An estimated 150, 000 Korean children have grown up in culturally and racially different homes in the United States and other countries since the increase of transnational adoption in 1953. Due to the large number of Korean adoptees living in the U.S. the potential for ethnographic research is profound. Past studies have favored adoptive parents’ perspectives over that of Korean adoptees. This study aims to address that limitation in hopes of contributing to the growing trend of Korean- adoption ethnographic research led by Korean adoptees. Drawing on semi-structured interviews with six Korean-American adoptees living in the Seattle metropolitan area in Washington State, this thesis focuses on economic consumption, material culture, and the performative ways that Korean adoptees in Seattle, Washington, present themselves to others and how they see themselves.

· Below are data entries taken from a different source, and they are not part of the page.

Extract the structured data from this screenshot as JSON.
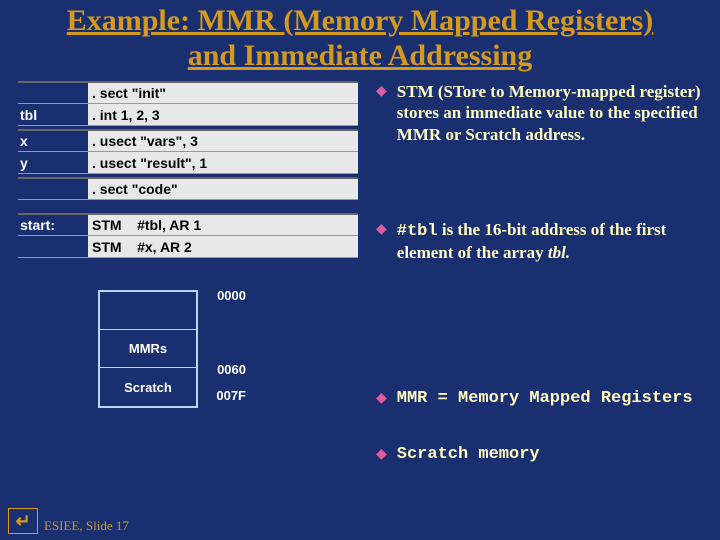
{
  "title_line1": "Example: MMR (Memory Mapped Registers)",
  "title_line2": "and Immediate Addressing",
  "code": {
    "r1": {
      "label": "",
      "text": ". sect \"init\""
    },
    "r2": {
      "label": "tbl",
      "text": ". int 1, 2, 3"
    },
    "r3": {
      "label": "x",
      "text": ". usect \"vars\", 3"
    },
    "r4": {
      "label": "y",
      "text": ". usect \"result\", 1"
    },
    "r5": {
      "label": "",
      "text": ". sect \"code\""
    },
    "r6": {
      "label": "start:",
      "text": "STM    #tbl, AR 1"
    },
    "r7": {
      "label": "",
      "text": "STM    #x, AR 2"
    }
  },
  "bullets": {
    "b1": "STM (STore to Memory-mapped register) stores an immediate value to the specified MMR or Scratch address.",
    "b2_mono": "#tbl",
    "b2_rest": " is the 16-bit address of the first element of the array ",
    "b2_ital": "tbl.",
    "b3": "MMR = Memory Mapped Registers",
    "b4": "Scratch memory"
  },
  "mem": {
    "a0": "0000",
    "c0": "MMRs",
    "a1": "0060",
    "c1": "Scratch",
    "a2": "007F"
  },
  "footer": {
    "icon": "↵",
    "text": "ESIEE, Slide 17"
  }
}
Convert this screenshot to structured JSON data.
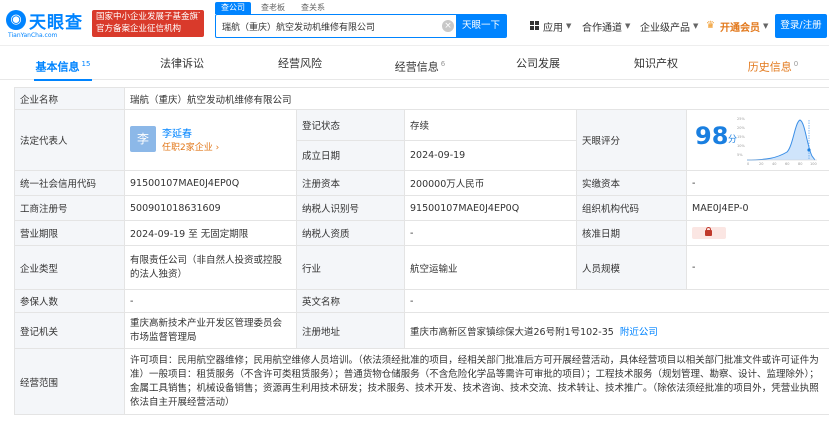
{
  "header": {
    "logo_text": "天眼查",
    "logo_sub": "TianYanCha.com",
    "badge_line1": "国家中小企业发展子基金旗下",
    "badge_line2": "官方备案企业征信机构",
    "search_tabs": [
      "查公司",
      "查老板",
      "查关系"
    ],
    "search_value": "瑞航（重庆）航空发动机维修有限公司",
    "search_button": "天眼一下",
    "nav_app": "应用",
    "nav_coop": "合作通道",
    "nav_ent": "企业级产品",
    "nav_vip": "开通会员",
    "login": "登录/注册"
  },
  "tabs": {
    "basic": "基本信息",
    "basic_count": "15",
    "legal": "法律诉讼",
    "risk": "经营风险",
    "biz": "经营信息",
    "biz_count": "6",
    "dev": "公司发展",
    "ip": "知识产权",
    "history": "历史信息",
    "history_count": "0"
  },
  "table": {
    "company_name_label": "企业名称",
    "company_name": "瑞航（重庆）航空发动机维修有限公司",
    "legal_rep_label": "法定代表人",
    "avatar": "李",
    "legal_rep": "李延春",
    "legal_rep_sub": "任职2家企业 ›",
    "status_label": "登记状态",
    "status": "存续",
    "founded_label": "成立日期",
    "founded": "2024-09-19",
    "score_label": "天眼评分",
    "score": "98",
    "score_unit": "分",
    "credit_code_label": "统一社会信用代码",
    "credit_code": "91500107MAE0J4EP0Q",
    "reg_capital_label": "注册资本",
    "reg_capital": "200000万人民币",
    "paid_capital_label": "实缴资本",
    "paid_capital": "-",
    "reg_no_label": "工商注册号",
    "reg_no": "500901018631609",
    "taxpayer_id_label": "纳税人识别号",
    "taxpayer_id": "91500107MAE0J4EP0Q",
    "org_code_label": "组织机构代码",
    "org_code": "MAE0J4EP-0",
    "term_label": "营业期限",
    "term": "2024-09-19 至 无固定期限",
    "taxpayer_qual_label": "纳税人资质",
    "taxpayer_qual": "-",
    "approval_date_label": "核准日期",
    "type_label": "企业类型",
    "type": "有限责任公司（非自然人投资或控股的法人独资）",
    "industry_label": "行业",
    "industry": "航空运输业",
    "staff_label": "人员规模",
    "staff": "-",
    "insured_label": "参保人数",
    "insured": "-",
    "en_name_label": "英文名称",
    "en_name": "-",
    "authority_label": "登记机关",
    "authority": "重庆高新技术产业开发区管理委员会市场监督管理局",
    "address_label": "注册地址",
    "address": "重庆市高新区曾家镇综保大道26号附1号102-35",
    "nearby": "附近公司",
    "scope_label": "经营范围",
    "scope": "许可项目：民用航空器维修；民用航空维修人员培训。（依法须经批准的项目，经相关部门批准后方可开展经营活动，具体经营项目以相关部门批准文件或许可证件为准）一般项目：租赁服务（不含许可类租赁服务）；普通货物仓储服务（不含危险化学品等需许可审批的项目）；工程技术服务（规划管理、勘察、设计、监理除外）；金属工具销售；机械设备销售；资源再生利用技术研发；技术服务、技术开发、技术咨询、技术交流、技术转让、技术推广。（除依法须经批准的项目外，凭营业执照依法自主开展经营活动）"
  },
  "score_chart": {
    "x_ticks": [
      "0",
      "20",
      "40",
      "60",
      "80",
      "100"
    ],
    "y_ticks": [
      "25%",
      "20%",
      "15%",
      "10%",
      "5%"
    ]
  },
  "colors": {
    "accent": "#0084ff",
    "badge": "#d93a2b",
    "vip": "#e2781b",
    "status": "#00a14b"
  }
}
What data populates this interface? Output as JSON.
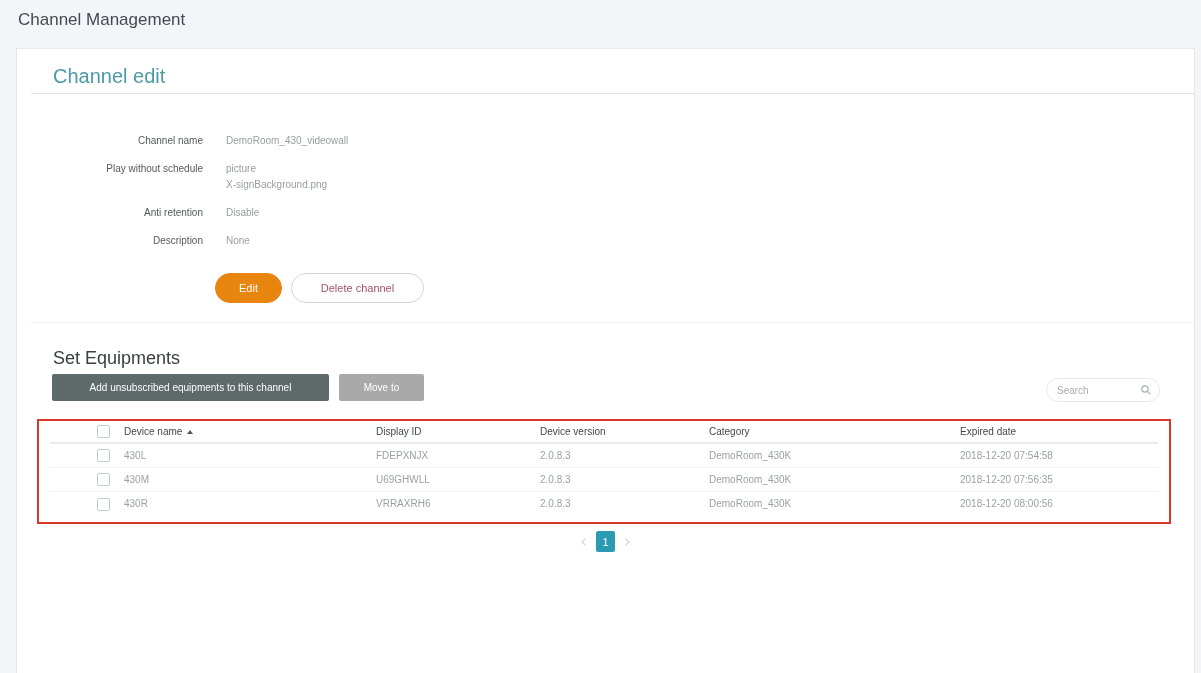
{
  "page": {
    "title": "Channel Management"
  },
  "channel_edit": {
    "title": "Channel edit",
    "fields": [
      {
        "label": "Channel name",
        "values": [
          "DemoRoom_430_videowall"
        ]
      },
      {
        "label": "Play without schedule",
        "values": [
          "picture",
          "X-signBackground.png"
        ]
      },
      {
        "label": "Anti retention",
        "values": [
          "Disable"
        ]
      },
      {
        "label": "Description",
        "values": [
          "None"
        ]
      }
    ],
    "buttons": [
      {
        "label": "Edit",
        "kind": "primary"
      },
      {
        "label": "Delete channel",
        "kind": "outline"
      }
    ]
  },
  "equipments": {
    "title": "Set Equipments",
    "buttons": [
      {
        "label": "Add unsubscribed equipments to this channel",
        "disabled": false
      },
      {
        "label": "Move to",
        "disabled": true
      }
    ],
    "search": {
      "placeholder": "Search"
    },
    "table": {
      "all_checked": false,
      "columns": [
        {
          "label": "Device name",
          "sorted": true
        },
        {
          "label": "Display ID",
          "sorted": false
        },
        {
          "label": "Device version",
          "sorted": false
        },
        {
          "label": "Category",
          "sorted": false
        },
        {
          "label": "Expired date",
          "sorted": false
        }
      ],
      "rows": [
        {
          "checked": false,
          "cells": [
            "430L",
            "FDEPXNJX",
            "2.0.8.3",
            "DemoRoom_430K",
            "2018-12-20 07:54:58"
          ]
        },
        {
          "checked": false,
          "cells": [
            "430M",
            "U69GHWLL",
            "2.0.8.3",
            "DemoRoom_430K",
            "2018-12-20 07:56:35"
          ]
        },
        {
          "checked": false,
          "cells": [
            "430R",
            "VRRAXRH6",
            "2.0.8.3",
            "DemoRoom_430K",
            "2018-12-20 08:00:56"
          ]
        }
      ]
    },
    "pagination": {
      "pages": [
        {
          "label": "1",
          "selected": true
        }
      ]
    }
  }
}
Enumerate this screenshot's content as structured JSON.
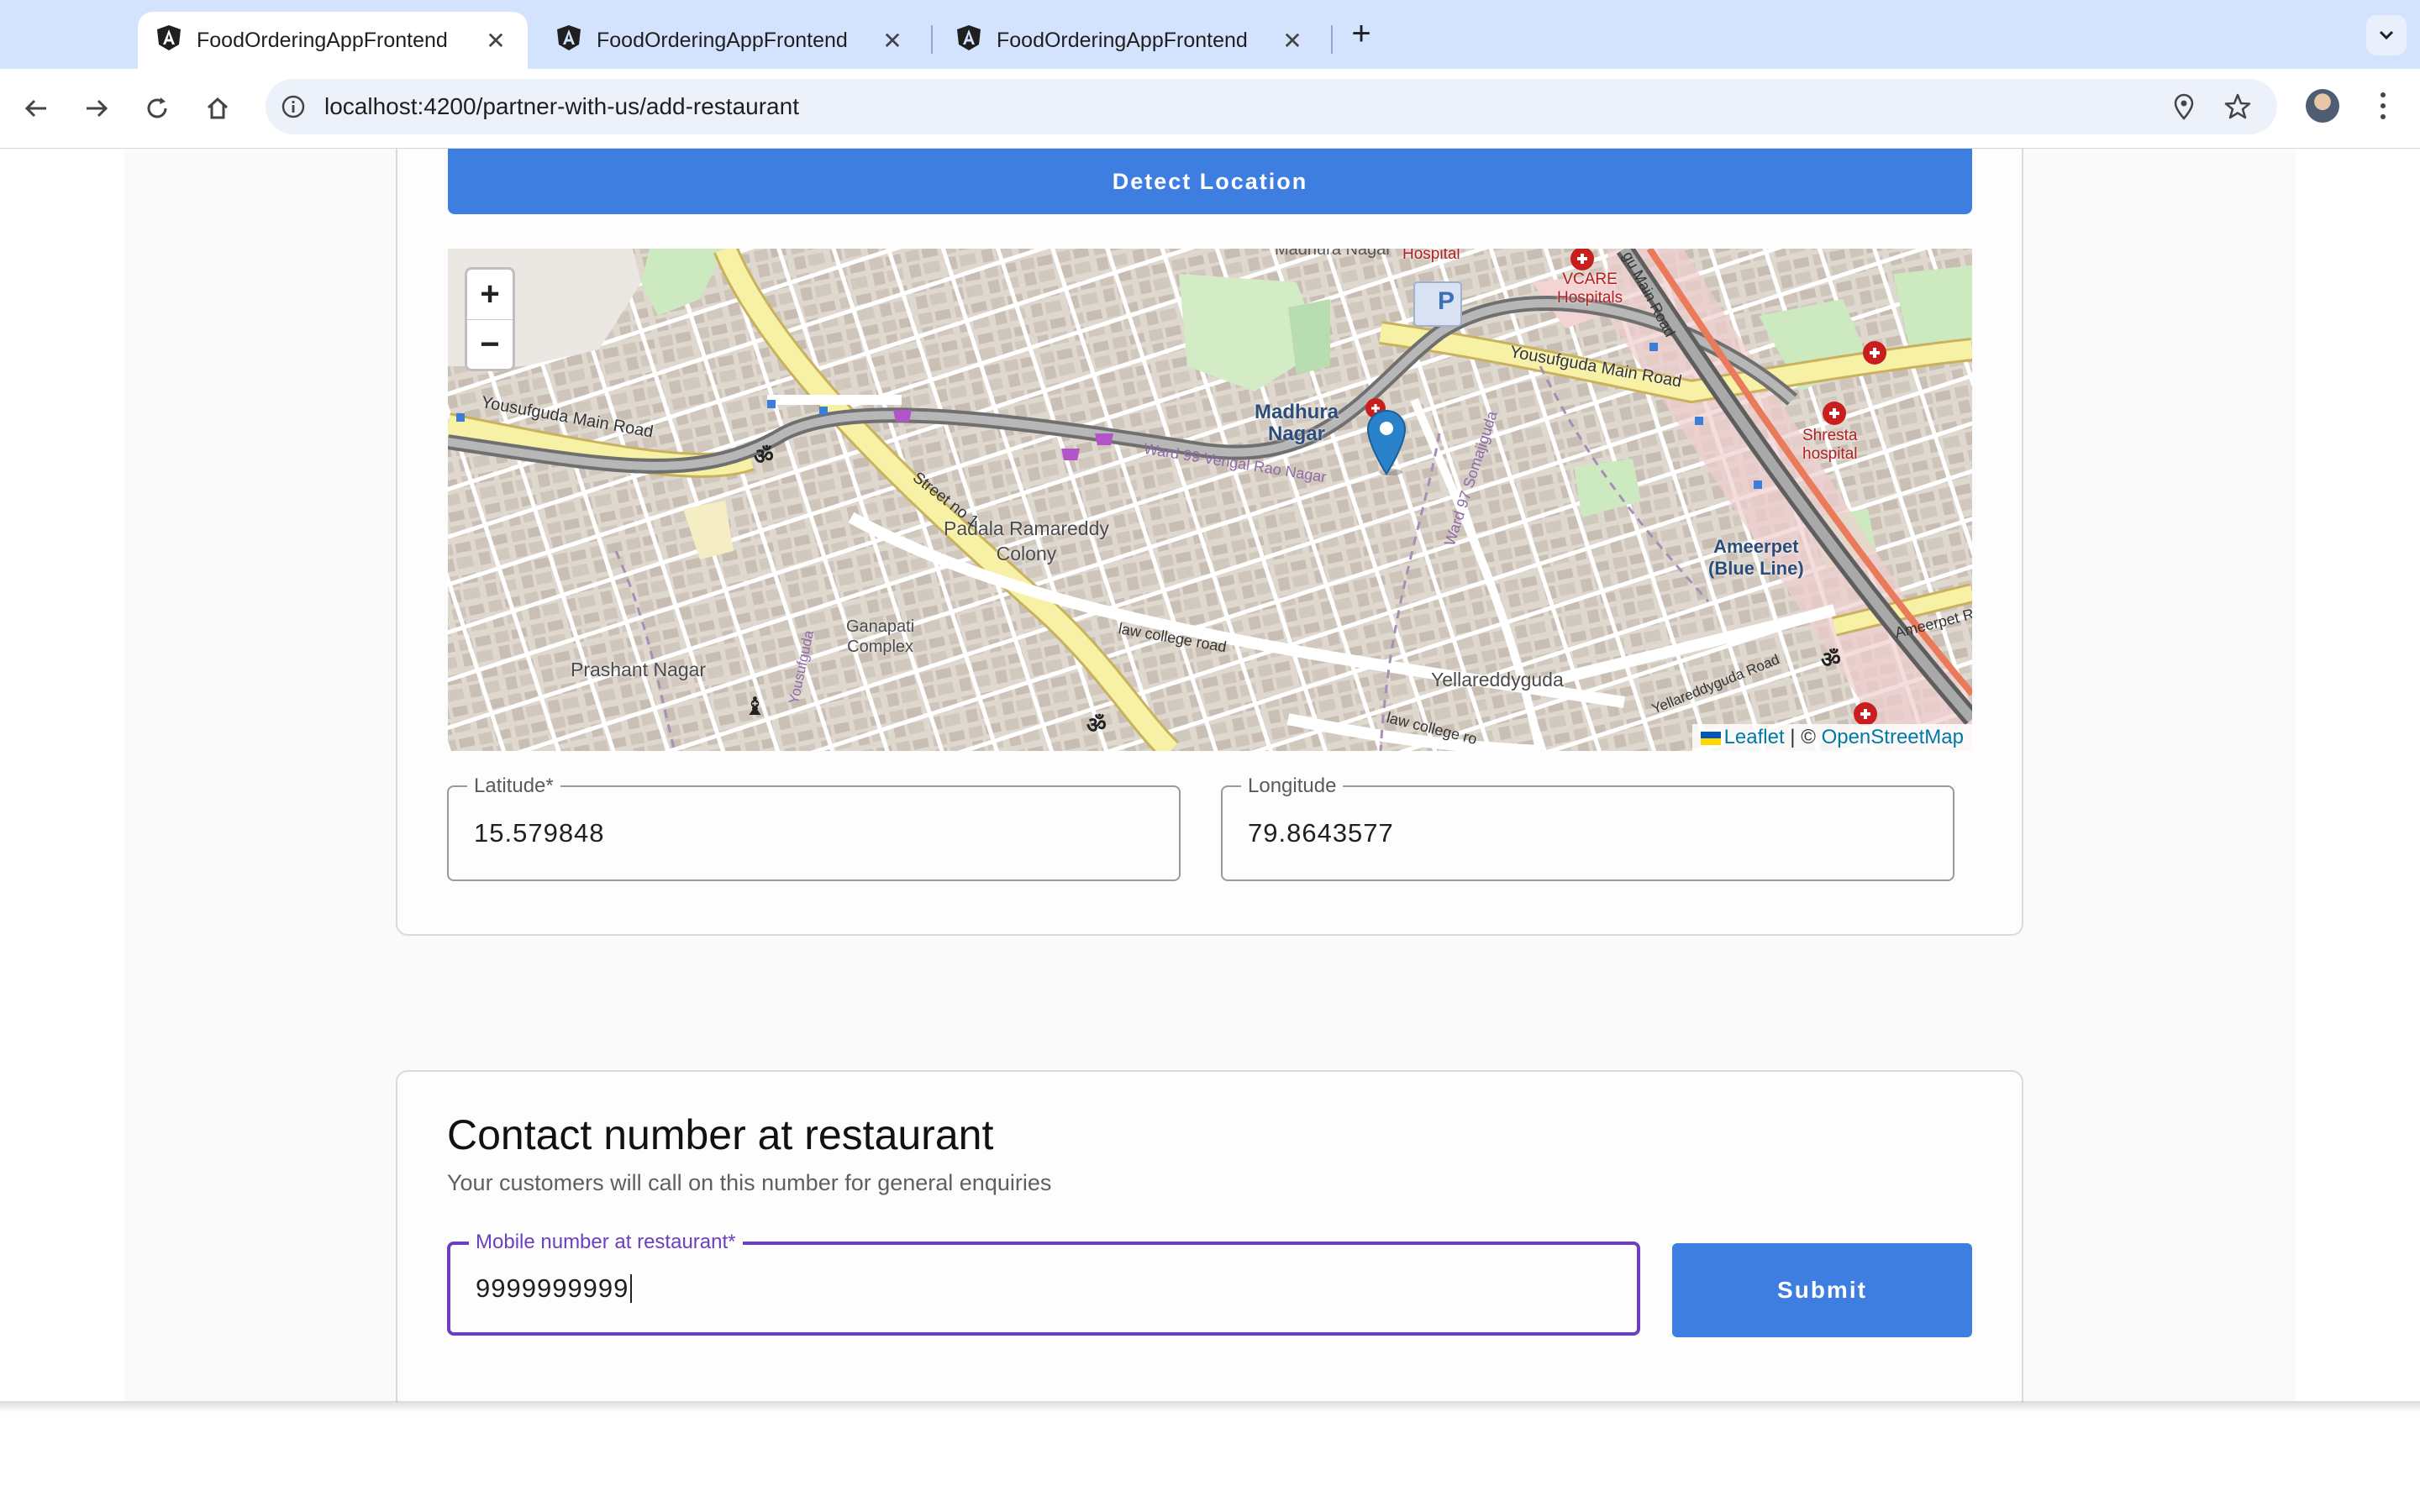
{
  "browser": {
    "tabs": [
      {
        "title": "FoodOrderingAppFrontend",
        "active": true
      },
      {
        "title": "FoodOrderingAppFrontend",
        "active": false
      },
      {
        "title": "FoodOrderingAppFrontend",
        "active": false
      }
    ],
    "url": "localhost:4200/partner-with-us/add-restaurant"
  },
  "location": {
    "detect_button_label": "Detect Location",
    "map": {
      "zoom_in_label": "+",
      "zoom_out_label": "−",
      "attribution": {
        "leaflet": "Leaflet",
        "separator": "| ©",
        "osm": "OpenStreetMap"
      },
      "labels": {
        "madhura_nagar_1": "Madhura",
        "madhura_nagar_2": "Nagar",
        "yousufguda_road_left": "Yousufguda Main Road",
        "yousufguda_road_right": "Yousufguda Main Road",
        "padala_1": "Padala Ramareddy",
        "padala_2": "Colony",
        "ganapati_1": "Ganapati",
        "ganapati_2": "Complex",
        "prashant": "Prashant Nagar",
        "yellareddyguda": "Yellareddyguda",
        "ameerpet_1": "Ameerpet",
        "ameerpet_2": "(Blue Line)",
        "vcare_1": "VCARE",
        "vcare_2": "Hospitals",
        "shresta_1": "Shresta",
        "shresta_2": "hospital",
        "hospital_top": "Hospital",
        "street_no1": "Street no 1",
        "law_college": "law college road",
        "law_college_2": "law college ro",
        "yellareddyguda_road": "Yellareddyguda Road",
        "ameerpet_road": "Ameerpet R",
        "ward_vengal": "Ward 99 Vengal Rao Nagar",
        "ward97": "Ward 97 Somajiguda",
        "main_road_top": "gu Main Road",
        "yousufguda_side": "Yousufguda",
        "madhura_top": "Madhura Nagar",
        "parking": "P"
      }
    },
    "latitude": {
      "label": "Latitude*",
      "value": "15.579848"
    },
    "longitude": {
      "label": "Longitude",
      "value": "79.8643577"
    }
  },
  "contact": {
    "title": "Contact number at restaurant",
    "subtitle": "Your customers will call on this number for general enquiries",
    "mobile": {
      "label": "Mobile number at restaurant*",
      "value": "9999999999"
    },
    "submit_label": "Submit"
  }
}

This thesis interrogates the path from biological birth to the severing of the national, cultural, and biological ties, and the reconstruction and rebirth of the Korean adoptee in a white, American family. These participants’ stories and experiences of belonging, fitting-in, experiencing racism within and outside the family, embracing their chosen identity, and reflections on their adoption origin stories show how Korean adoptees differ from Korean-Americans within the diaspora. The limitations of previous adoption research and the lack of focus on the experiences of Korean adoptees allows this study to help show that Korean adoptees struggle with their ethnic and racial identity and have unique experiences that fall outside the Korean diaspora.